BMC Bioinformatics (Mar 2006)

Application of a sensitive collection heuristic for very large protein families: Evolutionary relationship between adipose triglyceride lipase (ATGL) and classic mammalian lipases

  • Berezovsky Igor,
  • Tian Sun,
  • Wildpaner Michael,
  • Neuberger Georg,
  • Schneider Georg,
  • Eisenhaber Frank

DOI
https://doi.org/10.1186/1471-2105-7-164
Journal volume & issue
Vol. 7, no. 1
p. 164

Abstract

Read online

Abstract Background Manually finding subtle yet statistically significant links to distantly related homologues becomes practically impossible for very populated protein families due to the sheer number of similarity searches to be invoked and analyzed. The unclear evolutionary relationship between classical mammalian lipases and the recently discovered human adipose triglyceride lipase (ATGL; a patatin family member) is an exemplary case for such a problem. Results We describe an unsupervised, sensitive sequence segment collection heuristic suitable for assembling very large protein families. It is based on fan-like expanding, iterative database searches. To prevent inclusion of unrelated hits, additional criteria are introduced: minimal alignment length and overlap with starting sequence segments, finding starting sequences in reciprocal searches, automated filtering for compositional bias and repetitive patterns. This heuristic was implemented as FAMILYSEARCHER in the ANNIE sequence analysis environment and applied to search for protein links between the classical lipase family and the patatin-like group.

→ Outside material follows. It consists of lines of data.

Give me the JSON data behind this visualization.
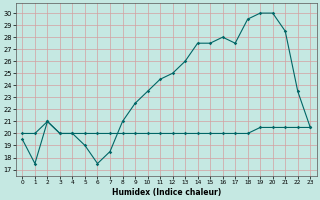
{
  "title": "",
  "xlabel": "Humidex (Indice chaleur)",
  "ylabel": "",
  "bg_color": "#c5e8e2",
  "line_color": "#006666",
  "grid_color": "#d4a0a0",
  "xlim": [
    -0.5,
    23.5
  ],
  "ylim": [
    16.5,
    30.8
  ],
  "yticks": [
    17,
    18,
    19,
    20,
    21,
    22,
    23,
    24,
    25,
    26,
    27,
    28,
    29,
    30
  ],
  "xticks": [
    0,
    1,
    2,
    3,
    4,
    5,
    6,
    7,
    8,
    9,
    10,
    11,
    12,
    13,
    14,
    15,
    16,
    17,
    18,
    19,
    20,
    21,
    22,
    23
  ],
  "series1_x": [
    0,
    1,
    2,
    3,
    4,
    5,
    6,
    7,
    8,
    9,
    10,
    11,
    12,
    13,
    14,
    15,
    16,
    17,
    18,
    19,
    20,
    21,
    22,
    23
  ],
  "series1_y": [
    20.0,
    20.0,
    21.0,
    20.0,
    20.0,
    20.0,
    20.0,
    20.0,
    20.0,
    20.0,
    20.0,
    20.0,
    20.0,
    20.0,
    20.0,
    20.0,
    20.0,
    20.0,
    20.0,
    20.5,
    20.5,
    20.5,
    20.5,
    20.5
  ],
  "series2_x": [
    0,
    1,
    2,
    3,
    4,
    5,
    6,
    7,
    8,
    9,
    10,
    11,
    12,
    13,
    14,
    15,
    16,
    17,
    18,
    19,
    20,
    21,
    22,
    23
  ],
  "series2_y": [
    19.5,
    17.5,
    21.0,
    20.0,
    20.0,
    19.0,
    17.5,
    18.5,
    21.0,
    22.5,
    23.5,
    24.5,
    25.0,
    26.0,
    27.5,
    27.5,
    28.0,
    27.5,
    29.5,
    30.0,
    30.0,
    28.5,
    23.5,
    20.5
  ]
}
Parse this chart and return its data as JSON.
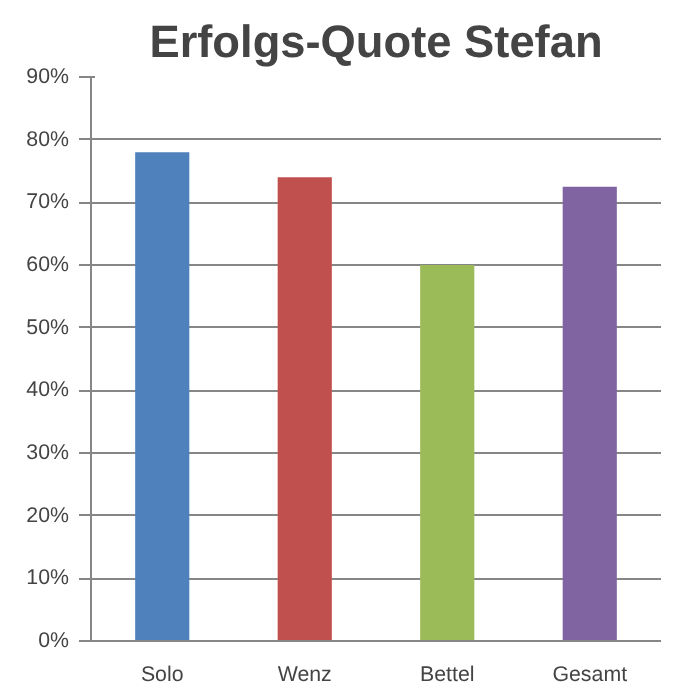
{
  "chart_data": {
    "type": "bar",
    "title": "Erfolgs-Quote Stefan",
    "categories": [
      "Solo",
      "Wenz",
      "Bettel",
      "Gesamt"
    ],
    "values": [
      78,
      74,
      60,
      72.5
    ],
    "colors": [
      "#4f81bd",
      "#c0504d",
      "#9bbb59",
      "#8064a2"
    ],
    "ylim": [
      0,
      90
    ],
    "yticks": [
      {
        "value": 0,
        "label": "0%"
      },
      {
        "value": 10,
        "label": "10%"
      },
      {
        "value": 20,
        "label": "20%"
      },
      {
        "value": 30,
        "label": "30%"
      },
      {
        "value": 40,
        "label": "40%"
      },
      {
        "value": 50,
        "label": "50%"
      },
      {
        "value": 60,
        "label": "60%"
      },
      {
        "value": 70,
        "label": "70%"
      },
      {
        "value": 80,
        "label": "80%"
      },
      {
        "value": 90,
        "label": "90%"
      }
    ],
    "grid": "y"
  }
}
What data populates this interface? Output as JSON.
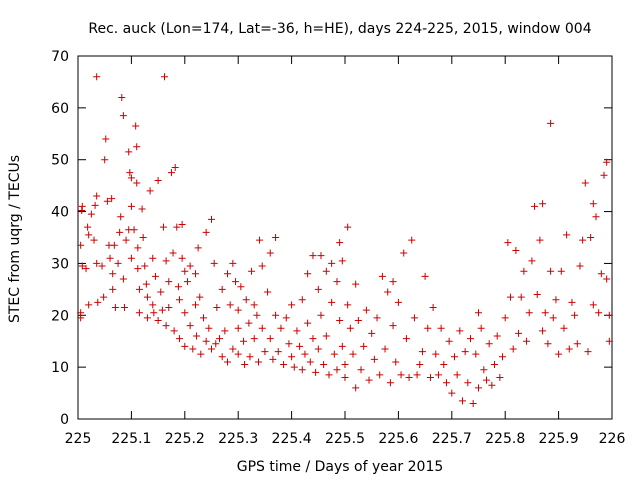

Conclusion The FAMILYSEARCHER is an efficient tool for tracing distant evolutionary relationships involving large protein families. Although classical lipases and ATGL have no obvious sequence similarity and differ with regard to fold and catalytic mechanism, homology links detected with FAMILYSEARCHER show that they are evolutionarily related. The conserved sequence parts can be narrowed down to an ancestral core module consisting of three β-strands, one α-helix and a turn containing the typical nucleophilic serine. Moreover, this ancestral module also appears in numerous enzymes with various substrate specificities, but that critically rely on nucleophilic attack mechanisms.